Sunday, September 13, 2009

What Is a Moment?


Because time is relative, as Einstein showed, how can we really know what a day is?

How can we really know what an hour is, a minute, a second?

We can turn to clocks and calendars and star charts for objective answers, but they can't tell us what a year is in relation to our lives.

Not when every moment is different.

3 comments:

Dr. Mike said...

Dear Petronius,

I used to climb to where the Latin texts were shelved, on the top floor of a very tall building appropriately called Acres of Books. Shuttered in that stifling room, with dust baking in the light of a lone sealed window during a particularly humid summer day, I rummaged among the books to find what had been forbidden and not taught in school. In this way I discovered a school edition of your “Cena Timalcionis,” a chapter from that much maligned “Satyricon” which the Catholic Church during the middle ages had condemned and tried to destroy. Only fragments survived, including this portion, thanks to horny monks who must have hidden it for their own private pleasures. Swaying far above that conservative German city, with its beer gardens, its pretzel and sausage factories, I tallied up my money and bought that brown, scholarly edition of your work.

At home, I slowly translated the tale about two gay boys who found a free meal at a rich aristocrat’s banquet. Surrounded by male and female slaves, thick-headed body builders, arrogant soldiers, wealthy women heavily adorned with gold and jewels, platters of exotic food, buckets of wine, pots of urine and shit, all embalmed by incense and perfumes from Arabia, suddenly the room was silenced as the lord and master rose from his reclined position to recite a very badly written poem.

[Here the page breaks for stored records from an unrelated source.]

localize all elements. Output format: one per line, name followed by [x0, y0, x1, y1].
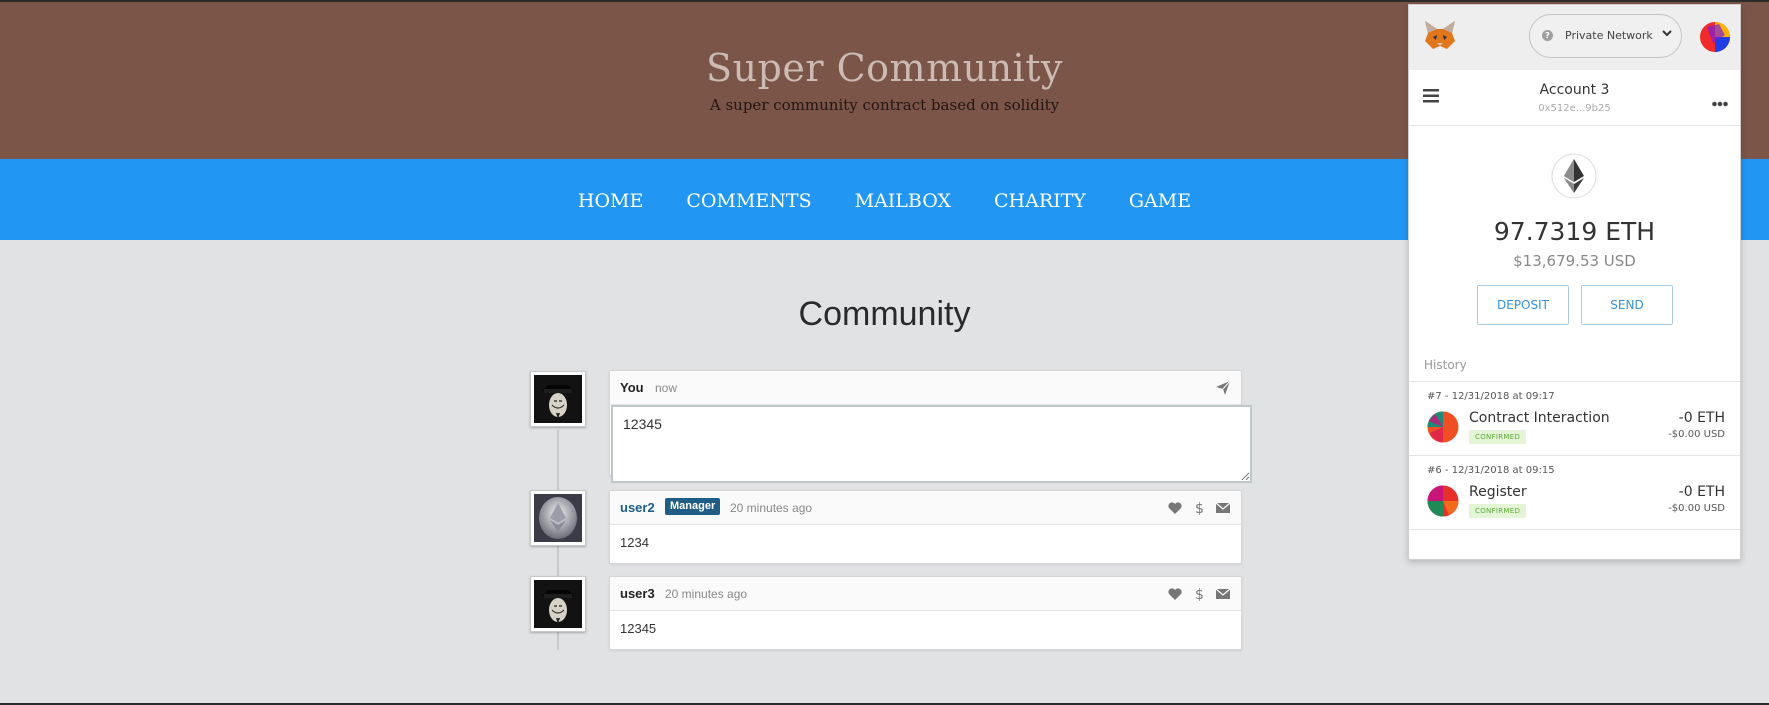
metamask-popup: ? Private Network Account 3 0x512e...9b2… — [1408, 4, 1741, 560]
dollar-icon[interactable]: $ — [1191, 500, 1207, 517]
network-label: Private Network — [1565, 29, 1653, 42]
avatar-user2 — [530, 490, 586, 546]
nav-home[interactable]: HOME — [578, 190, 643, 212]
nav-mailbox[interactable]: MAILBOX — [855, 190, 951, 212]
svg-text:$: $ — [1195, 501, 1204, 516]
send-button[interactable]: SEND — [1581, 285, 1673, 325]
contract-icon — [1427, 485, 1459, 521]
transaction-usd: -$0.00 USD — [1668, 429, 1725, 440]
chevron-down-icon — [1661, 27, 1673, 42]
history-title: History — [1424, 358, 1467, 372]
more-options-icon[interactable] — [1712, 92, 1728, 107]
transaction-row[interactable]: #6 - 12/31/2018 at 09:15 Register CONFIR… — [1409, 455, 1740, 530]
transaction-meta: #7 - 12/31/2018 at 09:17 — [1427, 391, 1555, 402]
nav-charity[interactable]: CHARITY — [994, 190, 1086, 212]
mail-icon[interactable] — [1215, 500, 1231, 516]
transaction-amount: -0 ETH — [1678, 484, 1725, 500]
account-name[interactable]: Account 3 — [1409, 82, 1740, 98]
ethereum-icon — [1551, 153, 1597, 203]
metamask-topbar: ? Private Network — [1409, 5, 1740, 70]
composer-header: You now — [610, 371, 1241, 405]
comment-card: user3 20 minutes ago $ 12345 — [609, 576, 1242, 650]
status-badge: CONFIRMED — [1469, 430, 1527, 444]
mail-icon[interactable] — [1215, 586, 1231, 602]
fiat-balance: $13,679.53 USD — [1513, 252, 1636, 270]
transaction-name: Contract Interaction — [1469, 410, 1610, 426]
help-icon: ? — [1542, 30, 1553, 41]
composer-card: You now — [609, 370, 1252, 483]
send-icon[interactable] — [1215, 380, 1231, 396]
avatar-user3 — [530, 576, 586, 632]
eth-balance: 97.7319 ETH — [1493, 217, 1656, 246]
avatar-you — [530, 371, 586, 427]
contract-icon — [1427, 411, 1459, 447]
comment-user[interactable]: user3 — [620, 586, 655, 601]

“So that’s what poetry readings are like!” I yelped. And ever since then I have ventured from one reading to another, hoping to find Trimalchio’s banquet of grotesque gluttony and decadent women, only to encounter respectfully attentive listeners and bewildered students tuning up the sound system. Here in Arkansas, Slams have all but vanished. The venue that housed them in town had a kitchen fire and the building was condemned, then shuttered up. And in Cincinnati, Ohio, Acres of Books was razed to the ground, replaced by a parking lot.

Regretfully,




Dr. Mike
[Disposable Prose Poem September 13, 2009]

HK Stewart said...

Dr. M:

The irony, if there is one, is that change is eternal, and eternity is the absence of time.

How does that work?

Thanks for this and your recent additions. I'm really loving on your poems, man.

H. K.

Dr. Mike said...

Tis paradox is quite true: "The irony, if there is one, is that change is eternal, and eternity is the absence of time" Thank for reminding me, H. K.